Esteve sempre previsto você fazer de Pushkin?
Eu não queria aparecer de todo. Já o fiz duas vezes e estava determinado a não o repetir. Andámos à procura de investimento russo e houve interesse, mas nunca se cristalizou. Conheci uma produtora russa que me disse claramente que não apareceria investimento russo se não houvesse estrelas no filme. Sabiam que eu tinha a Chulpan Khamatova, que é uma estrela na Rússia, mas fora da Rússia o nome dela não diz muito ao mundo comercial. Até que ela me disse: ‘Ralph, porque não fazes tu o papel de Pushkin?’. Nessa altura eu estava à procura de investimento russo e queria filmar na Rússia, o que acarreta imensas complicações, e disse: ‘Ok, o dinheiro não aparece, eu faço’. E comecei a aprender russo. Foi muito duro porque nos dias em que vamos representar não conseguimos pensar em ângulos de câmara e coisas assim. Então recorremos mais ao diretor de fotografia e falamos com ele sobre enquadramentos, posições de câmara, etc. Por sorte, percebi que tinha no Mike Eley alguém em quem podia confiar. Estávamos em sintonia. Tenho um forte sentido da composição, mas aprendi a libertar-me disso e a deixar as coisas com o Mike e funcionou muito bem.
Que opinião tem sobre a deserção de Nureyev? Acha que foi uma decisão espontânea?
Sim. Acho que ele estava encantado com a vida fora da URSS. Em Paris ele saía todas as noites e há imensas histórias sobre essas cinco semanas que lá passou – como ir ver o Ben-Hur e sair a correr, dizendo: ‘É propaganda americana’, ou ir ao West Side Story, o filme, e sair a dizer: ‘Adorei!’; ir a uma livraria e não perceber que se podia comprar os livros, porque achava que era uma biblioteca; ou ainda pôr uma peruca e dizer: ‘Quero ficar parecido com a Marilyn Monroe’. A certa altura tínhamos todas estas cenas no filme, mas acabámos por usar a da discoteca e a da loja de brinquedos em que compra um comboio de brincar. É tudo verdade – ele queria uma pista de comboios e comprou-a. Makhail Baryshnikov, que também foi aluno de Pushkin, contou-me que se lembrava disso porque o fato de Nureyev foi enviado para Pushkin e pista ia metida lá dentro.

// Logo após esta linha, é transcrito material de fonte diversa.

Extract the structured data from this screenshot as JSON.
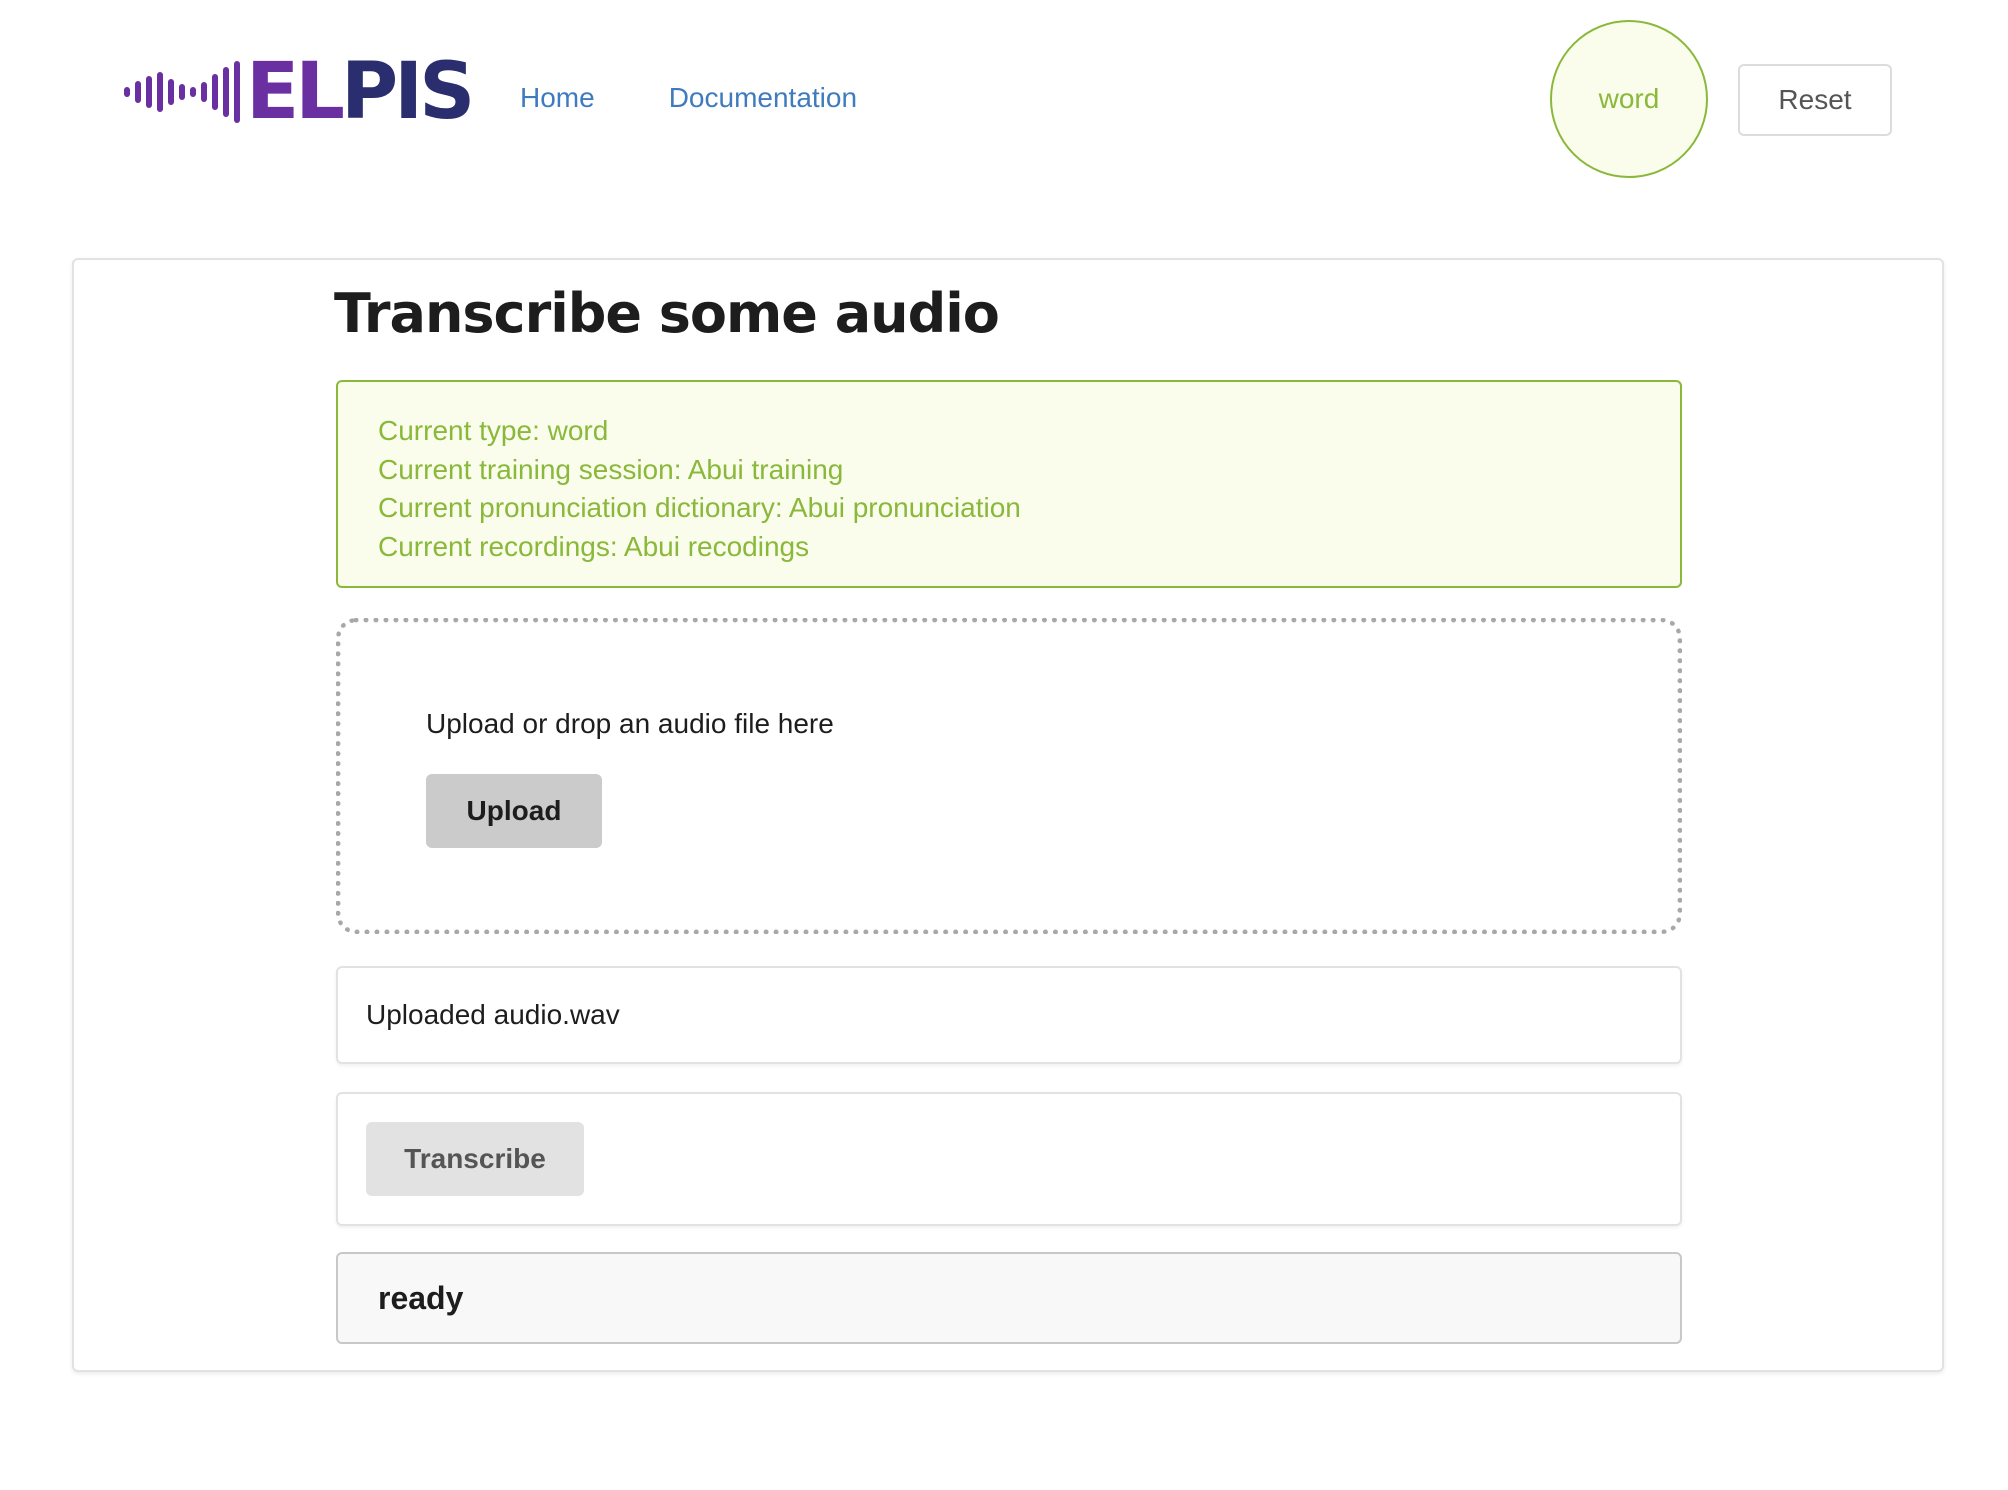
{
  "header": {
    "logo": {
      "text_part1": "EL",
      "text_part2": "PIS",
      "icon": "sound-wave-icon",
      "colors": {
        "primary": "#6a2fa0",
        "secondary": "#2a2d6e"
      }
    },
    "nav": {
      "home_label": "Home",
      "docs_label": "Documentation"
    },
    "type_badge": "word",
    "reset_label": "Reset"
  },
  "main": {
    "title": "Transcribe some audio",
    "info": {
      "line1": "Current type: word",
      "line2": "Current training session: Abui training",
      "line3": "Current pronunciation dictionary: Abui pronunciation",
      "line4": "Current recordings: Abui recodings"
    },
    "dropzone": {
      "text": "Upload or drop an audio file here",
      "upload_label": "Upload"
    },
    "uploaded_text": "Uploaded audio.wav",
    "transcribe_label": "Transcribe",
    "status": "ready"
  },
  "colors": {
    "accent_green": "#8ab83a",
    "info_bg": "#fafdec",
    "link_blue": "#3f7bbf"
  }
}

Acha que o tempo que Nureyev passou em Paris o convenceu de que queria uma vida diferente?
Acho que os KGB foram um bocadinho desastrados – os vigilantes culturais estavam tão nervosos com a possibilidade de uma deserção que acabaram por provocá-la. Acho que teria sido mais inteligente deixá-lo ir para Londres, mas naquela época havia uma espécie de paralisia pelo medo e pensaram que o levariam de volta para a URSS porque temiam que ele pudesse desertar em Londres. Li relatos de pessoas que dizem que não é muito claro se ele já estava a pensar nisso. Talvez estivesse, mas penso que não foi planeado. Acho que quando ele chegou a Le Bourget e lhe disseram ‘vamos voltar já para a Rússia’ ele ficou completamente em choque. Ele pensava que ia para Londres e tinha a ideia de que Londres era o sítio certo para se estar, mais do que Paris. Achava que Londres, com o Royal Ballet, era o melhor centro de ballet da época. Eles tinham visto o seu amor pelo Ocidente e queriam levá-lo de volta. Há relatos de tournées que eles fizeram por países do Bloco de Leste em que ele saía do autocarro e ia ver uma igreja e estava-se nas tintas para se toda a gente ficava à espera dele. Acho que estavam preocupados com o seu alto sentido de individualidade. Ele tinha desprezo pelo comportamento de grupo, ‘Vamos fazer isto todos juntos’. Não queria saber e podia ser um verdadeiro monstro. Podia ter um comportamento que consideraríamos muito egoísta e de desdém em relação àquela coisa ‘Tens de pensar nos outros, tens de pensar no grupo’.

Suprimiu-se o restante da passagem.